Writing a Custom D3D12 Renderer for Doom 2016 Level Geometry

July 30, 2024 - Armin Jahanpanah

This is a small write-up of my latest personal project to implement a custom DirectX 12 rendering framework in C++ with the goal of rendering level geometry from the game Doom (2016).

I have always been interested in examining how commercial games are built - both with respect to programming techniques being used as well as with regards to design and graphics aspects. This project seemed like a good combination of getting more familiar with DX12, examining some aspects of Doom's rendering code (and associated file formats) and having something nice to display on screen as well.

The resulting demo application showcases rendering of geometry data consisting of ~5 mio triangles and is running in 4K resolution at 60 Hz on a low-end Core i5-4460 3.2 GHz with NVidia 980GTX.

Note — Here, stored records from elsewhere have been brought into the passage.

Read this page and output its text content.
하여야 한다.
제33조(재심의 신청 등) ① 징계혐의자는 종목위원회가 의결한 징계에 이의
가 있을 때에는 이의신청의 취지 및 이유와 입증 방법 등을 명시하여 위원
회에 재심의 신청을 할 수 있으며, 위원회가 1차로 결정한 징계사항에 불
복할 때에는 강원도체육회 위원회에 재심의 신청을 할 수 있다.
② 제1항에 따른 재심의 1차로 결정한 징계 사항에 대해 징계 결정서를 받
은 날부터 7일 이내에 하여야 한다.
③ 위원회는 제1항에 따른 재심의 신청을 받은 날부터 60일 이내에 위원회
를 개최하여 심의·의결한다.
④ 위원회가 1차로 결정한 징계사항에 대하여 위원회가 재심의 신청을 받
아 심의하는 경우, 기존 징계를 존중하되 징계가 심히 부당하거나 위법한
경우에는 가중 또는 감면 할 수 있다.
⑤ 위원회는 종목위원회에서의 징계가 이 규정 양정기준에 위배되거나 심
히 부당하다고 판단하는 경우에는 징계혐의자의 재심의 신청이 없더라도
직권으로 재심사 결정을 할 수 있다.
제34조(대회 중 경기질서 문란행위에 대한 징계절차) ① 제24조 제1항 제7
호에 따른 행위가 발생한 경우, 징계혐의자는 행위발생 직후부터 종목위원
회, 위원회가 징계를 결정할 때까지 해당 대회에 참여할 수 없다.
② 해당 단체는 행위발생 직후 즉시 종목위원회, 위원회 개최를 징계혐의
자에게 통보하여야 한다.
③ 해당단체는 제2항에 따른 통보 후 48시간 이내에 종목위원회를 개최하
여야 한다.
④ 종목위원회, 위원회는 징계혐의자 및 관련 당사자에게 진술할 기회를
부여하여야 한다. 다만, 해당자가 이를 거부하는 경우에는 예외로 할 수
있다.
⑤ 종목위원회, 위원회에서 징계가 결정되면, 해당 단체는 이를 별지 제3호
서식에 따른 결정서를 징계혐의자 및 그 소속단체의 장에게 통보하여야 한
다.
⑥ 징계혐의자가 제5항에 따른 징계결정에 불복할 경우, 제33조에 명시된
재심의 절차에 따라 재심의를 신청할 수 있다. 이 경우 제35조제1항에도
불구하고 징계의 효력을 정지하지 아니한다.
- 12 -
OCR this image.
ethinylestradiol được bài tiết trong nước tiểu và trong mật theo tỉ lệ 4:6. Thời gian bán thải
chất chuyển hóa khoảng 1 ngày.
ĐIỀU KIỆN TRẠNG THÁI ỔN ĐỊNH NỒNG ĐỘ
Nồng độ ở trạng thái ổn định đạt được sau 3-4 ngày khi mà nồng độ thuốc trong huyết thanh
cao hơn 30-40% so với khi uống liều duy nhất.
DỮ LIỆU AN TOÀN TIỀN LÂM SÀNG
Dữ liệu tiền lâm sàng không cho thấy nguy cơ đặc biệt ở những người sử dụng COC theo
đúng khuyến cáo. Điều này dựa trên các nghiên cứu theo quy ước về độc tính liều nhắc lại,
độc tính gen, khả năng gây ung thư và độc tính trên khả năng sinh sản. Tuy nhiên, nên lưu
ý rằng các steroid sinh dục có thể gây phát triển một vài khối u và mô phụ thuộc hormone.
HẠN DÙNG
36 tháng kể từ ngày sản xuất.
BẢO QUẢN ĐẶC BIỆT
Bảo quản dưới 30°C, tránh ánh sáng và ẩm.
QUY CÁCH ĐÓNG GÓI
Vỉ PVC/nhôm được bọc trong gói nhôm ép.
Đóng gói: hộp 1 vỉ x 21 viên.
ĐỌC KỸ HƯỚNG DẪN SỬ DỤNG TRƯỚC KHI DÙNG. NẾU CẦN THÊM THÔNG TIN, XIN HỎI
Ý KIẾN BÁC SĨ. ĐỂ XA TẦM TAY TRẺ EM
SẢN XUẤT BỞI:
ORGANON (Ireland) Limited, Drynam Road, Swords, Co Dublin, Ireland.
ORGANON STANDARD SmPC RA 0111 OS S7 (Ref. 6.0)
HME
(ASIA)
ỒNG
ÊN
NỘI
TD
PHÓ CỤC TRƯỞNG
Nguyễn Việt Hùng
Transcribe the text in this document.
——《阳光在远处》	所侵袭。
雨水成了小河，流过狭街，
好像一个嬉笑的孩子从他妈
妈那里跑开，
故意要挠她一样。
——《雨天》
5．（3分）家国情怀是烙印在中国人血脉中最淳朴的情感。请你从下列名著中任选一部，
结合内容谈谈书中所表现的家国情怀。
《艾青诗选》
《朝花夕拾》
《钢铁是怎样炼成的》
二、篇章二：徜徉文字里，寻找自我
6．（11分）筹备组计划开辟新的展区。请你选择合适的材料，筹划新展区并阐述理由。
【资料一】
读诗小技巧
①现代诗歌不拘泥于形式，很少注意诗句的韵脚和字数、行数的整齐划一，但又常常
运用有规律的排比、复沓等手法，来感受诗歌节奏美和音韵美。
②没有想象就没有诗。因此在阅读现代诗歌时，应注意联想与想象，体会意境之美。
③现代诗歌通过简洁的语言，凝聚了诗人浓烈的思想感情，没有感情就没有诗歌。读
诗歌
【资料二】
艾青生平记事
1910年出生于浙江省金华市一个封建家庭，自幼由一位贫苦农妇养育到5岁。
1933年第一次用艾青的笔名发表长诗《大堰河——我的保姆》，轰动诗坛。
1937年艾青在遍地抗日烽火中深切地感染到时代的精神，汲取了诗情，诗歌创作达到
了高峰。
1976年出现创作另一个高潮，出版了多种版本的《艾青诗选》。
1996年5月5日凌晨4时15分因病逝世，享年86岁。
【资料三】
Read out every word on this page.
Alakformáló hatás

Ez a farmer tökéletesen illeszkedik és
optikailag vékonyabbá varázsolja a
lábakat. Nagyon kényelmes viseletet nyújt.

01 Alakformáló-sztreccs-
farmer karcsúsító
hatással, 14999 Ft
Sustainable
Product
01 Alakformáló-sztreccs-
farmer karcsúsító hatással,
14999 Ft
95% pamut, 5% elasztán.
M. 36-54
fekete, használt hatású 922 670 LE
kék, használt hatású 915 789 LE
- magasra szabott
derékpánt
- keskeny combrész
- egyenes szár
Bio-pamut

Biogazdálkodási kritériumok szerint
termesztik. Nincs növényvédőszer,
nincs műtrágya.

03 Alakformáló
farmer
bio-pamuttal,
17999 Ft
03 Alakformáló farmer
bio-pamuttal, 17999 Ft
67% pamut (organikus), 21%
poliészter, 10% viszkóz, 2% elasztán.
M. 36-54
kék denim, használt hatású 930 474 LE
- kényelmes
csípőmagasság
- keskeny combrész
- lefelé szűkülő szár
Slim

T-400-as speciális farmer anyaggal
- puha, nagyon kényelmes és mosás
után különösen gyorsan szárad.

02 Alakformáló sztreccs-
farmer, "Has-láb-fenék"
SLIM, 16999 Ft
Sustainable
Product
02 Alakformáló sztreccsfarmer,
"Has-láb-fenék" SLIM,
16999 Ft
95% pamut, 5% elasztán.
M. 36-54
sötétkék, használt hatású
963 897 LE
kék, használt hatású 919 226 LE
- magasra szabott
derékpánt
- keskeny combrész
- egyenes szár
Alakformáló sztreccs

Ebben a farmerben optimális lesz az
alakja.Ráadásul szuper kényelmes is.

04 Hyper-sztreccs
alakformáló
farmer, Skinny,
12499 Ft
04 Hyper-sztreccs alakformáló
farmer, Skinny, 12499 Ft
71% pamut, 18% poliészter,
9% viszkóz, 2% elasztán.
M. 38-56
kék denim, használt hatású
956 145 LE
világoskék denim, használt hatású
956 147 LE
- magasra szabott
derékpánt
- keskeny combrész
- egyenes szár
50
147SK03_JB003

More specifically, the goals of the project were to

implement a simple D3D12 rendering interface and get more familiar with the new concepts introduced by modern rendering APIs (like Command lists, PSOs, explicit resource synchronization, etc.)
understand the Doom geometry file format and associated data structures and build a robust loader for them
create a minimal framework to abstract platform/system-dependent code and file I/O

The following sections will highlight some of the associated implementation aspects in more detail.

Data Formats and Loading

Doom stores level geometry in the so-called .bmodel file format, and most levels are roughly 200-300 MB in size. Some information about the file format can be found on the web [2], however, additional reverse engineering was done to improve data structures and implement a more robust loader.

An older version of the format was already used to some extent in Doom 3 (BFG). This most likely also explains why some parts of the data are stored in big endian data format, as the BFG edition was ported in particular to the Xbox 360 and PS3, both of which use a PowerPC CPU.

The geometry data file is split into several sections (or surfaces) consisting of:

a small header (number of vertices/indices, surface/material names, etc.),
the vertex/index data, and
its encompassing bounding box (min/max).

The introductory level of DOOM 2016 consists of roughly 2000 sections.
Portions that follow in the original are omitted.